— А он что делал — бумажки или талеры?
— Бумажки. Сидел на мельнице у Тинаца и рисовал бумажки. Хозяин ему каждую полночь приносил еды на весь день.
Тоне больше ни о чем не спрашивал. С этого дня ему все представлялось, как Лесковец сидит на уединенной мельнице и разрисовывает бумажки, представлялись богатые крестьянские усадьбы, расписные сундуки, отец, не снимающий ключа со своего кожаного пояса, что, впрочем, не помешало людям пронюхать о том, какой клад скрывается в потайном ящике под истлевшими бумагами.
После смерти отца исполнилось желание Тоне владеть всем, что хранится в сундуке, пересчитывать свое богатство всегда, когда захочется. Дрожащими руками он вынул бумаги и переложил их в другое отделение. В углу фальшивого дна он отыскал щелочку, в которую едва-едва пролез кончик пальца. Дощечка приподнялась почти без усилия, и у Тоне захватило дух. Перед ним заблестели столбики серебряных монет, уставленные рядами в безупречном порядке. Волнение и радость захлестнули сердце, но тотчас он весь похолодел от страха.
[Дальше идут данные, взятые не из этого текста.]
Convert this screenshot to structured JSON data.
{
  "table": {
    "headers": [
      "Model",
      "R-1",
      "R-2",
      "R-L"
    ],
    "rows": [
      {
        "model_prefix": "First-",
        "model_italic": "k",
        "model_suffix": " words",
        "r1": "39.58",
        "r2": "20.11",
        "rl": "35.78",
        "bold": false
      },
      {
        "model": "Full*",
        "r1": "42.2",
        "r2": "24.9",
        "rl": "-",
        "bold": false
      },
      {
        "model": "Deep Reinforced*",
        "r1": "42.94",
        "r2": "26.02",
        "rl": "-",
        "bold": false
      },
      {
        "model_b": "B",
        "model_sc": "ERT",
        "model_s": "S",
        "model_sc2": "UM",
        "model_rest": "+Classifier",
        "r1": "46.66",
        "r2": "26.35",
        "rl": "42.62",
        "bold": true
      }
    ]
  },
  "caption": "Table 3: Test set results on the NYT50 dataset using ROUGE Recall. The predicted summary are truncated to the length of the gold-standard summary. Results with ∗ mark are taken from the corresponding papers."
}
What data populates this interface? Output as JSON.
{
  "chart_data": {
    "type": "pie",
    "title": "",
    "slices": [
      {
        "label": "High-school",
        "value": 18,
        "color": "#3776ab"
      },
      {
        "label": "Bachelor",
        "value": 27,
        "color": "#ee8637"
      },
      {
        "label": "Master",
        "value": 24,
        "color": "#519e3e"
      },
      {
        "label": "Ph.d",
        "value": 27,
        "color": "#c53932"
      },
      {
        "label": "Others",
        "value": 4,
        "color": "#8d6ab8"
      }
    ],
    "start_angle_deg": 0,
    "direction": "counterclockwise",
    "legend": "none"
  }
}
Он не решался обернуться и только прислушался. Стенные часы размеренно тикали, доносился шепот матери, читавшей молитву. Тоне протянул руку к первому столбику и прикоснулся к нему. Потом к другому, третьему, словно хотел убедиться, что он видит все это наяву, а не во сне. Сначала он снял несколько лежавших сверху талеров, пересчитал их на ладони и неслышно положил на место. Потом взял в руку целый столбик и пересчитал все монеты. Хотя он делал это осторожно, монеты все же тихонько звякали, чего он почти не замечал.
Звон серебра долетел до ушей матери. Она перестала молиться и перевела взгляд на сына, склонившегося над сундуком. Лица Тоне она не видела, но представляла себе, как горят его глаза, как его руки перебирают монеты быстрее, чем ее пальцы бусины четок. Ей стало не по себе.
— Тоне!
Тоне выпрямился, рука его замерла. Он полуобернулся к матери.
— Что?
— Что ты делаешь, Тоне?
— Смотрю, — ответил он. — Мыши тут кое-чего натащили, так надо поглядеть сколько, раз уж я хозяин.
— Ну что ж, погляди, — вздохнула мать. — На каждого бережливого свой мот найдется.
Слова ее прозвучали зловещим пророчеством. Сын запер сундук.
— Только не я, — возразил он. — Это уж кто-то другой все прокутит и промотает.
Хотя Тоне не очень горевал об отце, он все же хотел во всем походить на него. И не только в работе и заботах о доме: ему представилось, как он опускается перед сундуком на колени и прикладывает свое серебро к столбикам, оставшимся от отца. При этом он не спрашивал себя — зачем?
После смерти отца Тоне перестал спать на сеновале, переселился на печь. Мать ворочалась с боку на бок на широкой постели, вздыхала и шептала молитвы: похоже было, что она целыми ночами не смыкает глаз. Без отца в доме стало страшно пусто. Ткацкий станок вынесли на чердак: покойный был последним ткачом в своем роду.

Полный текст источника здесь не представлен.